Солярис подняла вторую руку, направила шипы прямо в голову чудовища. Рептилия застонала и даже успела встать на передних лапах, придвинуться к Чёрной розе, прежде чем сознание окончательно покинуло её, и она упала на землю, чтобы больше уже никогда не подняться.
- Даже быстрее, чем я предполагал, - сказал Огненный, разглядывая остекленевший глаз рептилии. – Я думал, она сильнее, раз умудрилась проглотить философский камень.
- Всё потому, что мы действовали вдвоём, - промурлыкала Солярис. – Ты очень здорово придумал, Рой. Хотя это было очень рискованно. Даже для тебя.
- Химер бояться – в лес не ходить, – улыбнувшись, пошутил он. Она вернула улыбку и поправила выбившийся из причёски локон.
Всё вышло как нельзя лучше: благодаря Рою убить химеру оказалось проще простого, одна из главных проблем устранена, и теперь можно вплотную заняться тем, для чего Одли, собственно, сюда и приехали.
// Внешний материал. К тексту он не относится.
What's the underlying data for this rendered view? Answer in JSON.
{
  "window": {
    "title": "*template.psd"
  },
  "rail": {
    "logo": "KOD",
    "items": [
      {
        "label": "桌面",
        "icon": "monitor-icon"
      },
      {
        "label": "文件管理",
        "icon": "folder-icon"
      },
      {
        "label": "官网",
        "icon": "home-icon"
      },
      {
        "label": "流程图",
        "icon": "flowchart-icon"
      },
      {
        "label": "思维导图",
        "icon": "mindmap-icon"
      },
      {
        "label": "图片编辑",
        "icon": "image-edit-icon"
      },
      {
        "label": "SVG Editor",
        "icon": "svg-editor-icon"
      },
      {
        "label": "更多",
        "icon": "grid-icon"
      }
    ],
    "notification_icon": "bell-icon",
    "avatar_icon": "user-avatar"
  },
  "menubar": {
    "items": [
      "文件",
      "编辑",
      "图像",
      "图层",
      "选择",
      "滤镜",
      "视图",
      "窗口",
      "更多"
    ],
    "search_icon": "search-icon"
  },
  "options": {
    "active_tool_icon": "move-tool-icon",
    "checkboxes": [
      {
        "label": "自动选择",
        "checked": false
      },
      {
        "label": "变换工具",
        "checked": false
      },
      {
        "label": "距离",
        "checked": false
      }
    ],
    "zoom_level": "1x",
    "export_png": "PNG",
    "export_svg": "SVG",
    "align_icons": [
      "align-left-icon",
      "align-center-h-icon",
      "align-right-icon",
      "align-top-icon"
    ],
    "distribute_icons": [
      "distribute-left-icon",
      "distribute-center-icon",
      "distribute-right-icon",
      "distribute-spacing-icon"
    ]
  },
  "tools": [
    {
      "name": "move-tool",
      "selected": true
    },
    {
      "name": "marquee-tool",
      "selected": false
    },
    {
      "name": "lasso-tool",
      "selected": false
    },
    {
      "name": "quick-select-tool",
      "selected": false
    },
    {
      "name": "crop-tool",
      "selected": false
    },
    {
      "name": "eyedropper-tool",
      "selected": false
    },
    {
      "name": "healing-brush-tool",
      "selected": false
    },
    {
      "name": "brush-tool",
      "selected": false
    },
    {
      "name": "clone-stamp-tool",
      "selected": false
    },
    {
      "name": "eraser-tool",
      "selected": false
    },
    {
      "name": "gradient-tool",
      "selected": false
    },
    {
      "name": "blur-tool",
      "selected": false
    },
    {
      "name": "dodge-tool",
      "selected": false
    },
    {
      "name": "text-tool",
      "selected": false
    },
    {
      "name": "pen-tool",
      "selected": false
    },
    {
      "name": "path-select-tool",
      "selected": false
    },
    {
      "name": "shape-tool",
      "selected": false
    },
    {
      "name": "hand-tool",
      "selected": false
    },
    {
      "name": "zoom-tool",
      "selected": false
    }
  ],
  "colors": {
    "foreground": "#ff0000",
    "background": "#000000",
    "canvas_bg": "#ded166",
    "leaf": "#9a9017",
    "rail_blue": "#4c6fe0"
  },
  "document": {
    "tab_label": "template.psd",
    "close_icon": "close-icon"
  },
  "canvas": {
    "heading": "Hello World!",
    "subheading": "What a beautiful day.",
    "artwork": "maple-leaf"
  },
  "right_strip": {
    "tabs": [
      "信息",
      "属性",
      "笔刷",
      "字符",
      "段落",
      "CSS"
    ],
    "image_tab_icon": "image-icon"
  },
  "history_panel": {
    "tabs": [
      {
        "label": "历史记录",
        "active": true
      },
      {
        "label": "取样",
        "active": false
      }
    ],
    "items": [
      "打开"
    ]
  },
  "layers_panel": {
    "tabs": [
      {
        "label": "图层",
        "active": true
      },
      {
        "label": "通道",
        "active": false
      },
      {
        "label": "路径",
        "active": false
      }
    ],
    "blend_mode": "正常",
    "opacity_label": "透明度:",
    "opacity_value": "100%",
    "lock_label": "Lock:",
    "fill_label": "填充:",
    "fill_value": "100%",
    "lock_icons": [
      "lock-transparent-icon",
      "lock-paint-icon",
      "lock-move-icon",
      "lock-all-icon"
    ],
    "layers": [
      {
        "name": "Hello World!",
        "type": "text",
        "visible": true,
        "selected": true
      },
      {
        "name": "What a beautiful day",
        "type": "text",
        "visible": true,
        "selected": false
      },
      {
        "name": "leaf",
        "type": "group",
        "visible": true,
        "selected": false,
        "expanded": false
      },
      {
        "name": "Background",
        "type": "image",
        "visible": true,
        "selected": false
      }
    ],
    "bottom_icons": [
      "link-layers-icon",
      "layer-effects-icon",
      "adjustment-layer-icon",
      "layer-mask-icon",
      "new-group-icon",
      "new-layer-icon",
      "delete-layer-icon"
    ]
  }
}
Когда Мудрец Запада придёт в Централ, они вместе объявят войну его врагу. Не потому, что Одли такие правильные – враг легендарного Мудреца, который когда-то заложил основы алхимии Сины, был для них опасен. Несмотря на всю свою ужасающую силу и способности, лежавшие за гранью понимания обычного человека, они были такими же людьми, и справиться с тем, кого в своё время не убил Мудрец, не смогли бы. Другое дело, если объединиться с ним, и напасть всем вместе.
По легенде, этот самый враг собирался устроить локальный Конец Света – для Аместриса. По крайней мере, для начала, вполне возможно, что он пойдёт дальше и подомнёт под себя весь мир, а Одли становиться его жертвами и умирать не собирались.
К тому же, его жизнь может стать достойной платой Истине.